Jasmin M. Maranan (Technical Advisor CMAAS)
Globe Asia - March 2014
In 2013, Indonesia wrapped up the year with 30 Initial Public Offerings (IPOs) that raised proceeds of approximately US 1.6 billion, eight more IPPOs and 58% higher in terms of size than during 2012. Retail, consumer goods and services sector accounted for nearly 50% of total IPO proceeds in 2013.
The success of the follow-on offering of Matahari Department Store Tbk in March 2013, which raised US$1.3 billion, the biggest stock sale in Indonesia since 2008, spurred many IPO hopefuls.
However, the wave of global market volatility, concerns over lofty valuations and the country’s own economic woes (a widened current account deficit, accelerated inflation and local currency depreciation) spooked investors in the second half of 2013 and derailed the IPO train.
Some companies postponed their IPO plans, others abandoned theirs altogether while a few continued their journey with their offering size cut in half. Now 2014 will be a pivotal year for Indonesia, as the country holds legislative elections in April and presidential elections in July.
While empirical data in 2004 and 2009 showed a run-off to the stock market index pre-election period, market observers believe that the hovering uncertainty over the political leadership could lead to restraint on IPOs. Amid this backdrop, Indonesia Stock Exchange (IDX) has set its sight on 30 listings for 2014.
With or without the election cycle, volatility in the markets has become the new norm, making it clear that the window for IPOs can open and close quickly. The lingering uncertainty regarding the global economic outlook that is causing stock market gyrations and short-term market events should not impact the process companies undertake to prepare for an IPO. Being involved in an IPO is a once-in-a-lifetime event. Miscalculating the time and complexity involved to transform a private business to the public realm is a common pitfall.

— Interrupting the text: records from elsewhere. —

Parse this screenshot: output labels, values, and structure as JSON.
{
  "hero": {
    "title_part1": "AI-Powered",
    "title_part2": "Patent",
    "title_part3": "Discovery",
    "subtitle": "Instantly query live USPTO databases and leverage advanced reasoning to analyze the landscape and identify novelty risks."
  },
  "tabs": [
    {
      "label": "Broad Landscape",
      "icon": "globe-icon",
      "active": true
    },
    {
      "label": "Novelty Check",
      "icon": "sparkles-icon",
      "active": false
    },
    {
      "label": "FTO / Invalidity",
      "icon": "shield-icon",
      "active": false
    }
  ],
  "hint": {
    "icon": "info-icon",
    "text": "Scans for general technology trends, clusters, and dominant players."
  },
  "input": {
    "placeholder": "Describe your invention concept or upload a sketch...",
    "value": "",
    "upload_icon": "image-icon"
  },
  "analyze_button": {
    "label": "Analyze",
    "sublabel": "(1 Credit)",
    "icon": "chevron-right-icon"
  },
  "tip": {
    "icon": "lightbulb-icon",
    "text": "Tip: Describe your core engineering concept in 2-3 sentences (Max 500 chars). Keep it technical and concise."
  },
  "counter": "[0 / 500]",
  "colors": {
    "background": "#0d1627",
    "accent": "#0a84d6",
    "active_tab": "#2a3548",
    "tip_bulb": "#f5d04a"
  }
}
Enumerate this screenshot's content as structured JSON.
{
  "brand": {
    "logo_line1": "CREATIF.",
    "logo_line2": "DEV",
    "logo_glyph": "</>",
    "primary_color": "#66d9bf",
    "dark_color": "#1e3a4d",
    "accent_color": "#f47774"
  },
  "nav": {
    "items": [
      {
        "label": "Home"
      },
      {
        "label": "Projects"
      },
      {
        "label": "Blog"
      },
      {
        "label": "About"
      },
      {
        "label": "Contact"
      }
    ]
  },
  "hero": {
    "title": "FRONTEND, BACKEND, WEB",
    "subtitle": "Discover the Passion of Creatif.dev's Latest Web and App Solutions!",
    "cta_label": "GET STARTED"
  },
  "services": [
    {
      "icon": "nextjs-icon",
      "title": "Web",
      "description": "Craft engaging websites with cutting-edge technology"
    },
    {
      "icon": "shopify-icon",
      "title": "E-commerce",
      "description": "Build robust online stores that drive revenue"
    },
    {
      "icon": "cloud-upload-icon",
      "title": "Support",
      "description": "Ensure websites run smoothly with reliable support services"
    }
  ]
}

So what should a company do? One way to ensure a successful IPO is to establish two equally important parallel work streams at the start of the registration process, preceded by a thorough ‘IPO Readiness’ assessment. The two work streams are called “Going Public” and “Being Public”.
“Going Public” is the process of taking the company through the steps of gathering the necessary financial, marketing and business information; being subject to detailed financial and legal due diligence; preparing the prospectus/registration statement and clearing this with the regulators; and then marketing the business and selling the shares in the roadshow. The registration process ends when the offering is sold and the company and/or its shareholders receive the proceeds.
“Being Public” is the process of transforming the organization into a public company. Among the many tasks involved are upgrading, sustaining or enhancing the financial reporting capabilities; creating an investor relations function to communicate with the “market” and investors; meeting legal and stock exchange governance, reporting and internal controls standards and listing requirements of the IDX and the Financial Services Authority (OJK).
Going Public and Being Public require multidisciplinary approaches that involve all areas within the organization – the board of directors, shareholders, strategy teams, accounting and financial reporting, legal, treasury and risk management, investor relations, tax, human resources and information technology. One of the more common mistakes is to delegate all aspects of the preparation to one group. All department heads should be aware of what is transpiring, as they will need to provide input to the information-gathering process and will be asked to evaluate their department and determine a transformation plan for the new organization.
Many companies start preparing for becoming a publicly-listed company well before the actual IPO process starts. In the preparation stage, an IPO Readiness assessment can be useful to identify big-picture issues and prevent embarrassing deal killers or surprises late in the process.
The right amount of preparation also helps establish a timetable based on the offering’s strategic objectives, specific business issues and the actual work that needs to be performed. Such an assessment provides a reasonable basis for discussion with stakeholders about timing.
The IPO Readiness assessment also identifies gaps within the new processes, areas needing internal controls and positions requiring enhanced technical accounting skills to operate as a publicly traded company. Areas for review would typically cover group structure, financial information, corporate governance, financial reporting procedures and risk and compliance issues. It becomes a starting point and provides a bird’s-eye view of where the organization is.
In summary, although the external IPO market is beyond control, companies envisioning an IPO in their future can start now and give themselves the best possible chance for success when the markets are open. Companies planning an IPO must remember this: an IPO is not a sprint to the finish line, it is more like a marathon – a long-term process and transformational event. Done right, an IPO can change the lives and fortunes of its owners, investors and employees.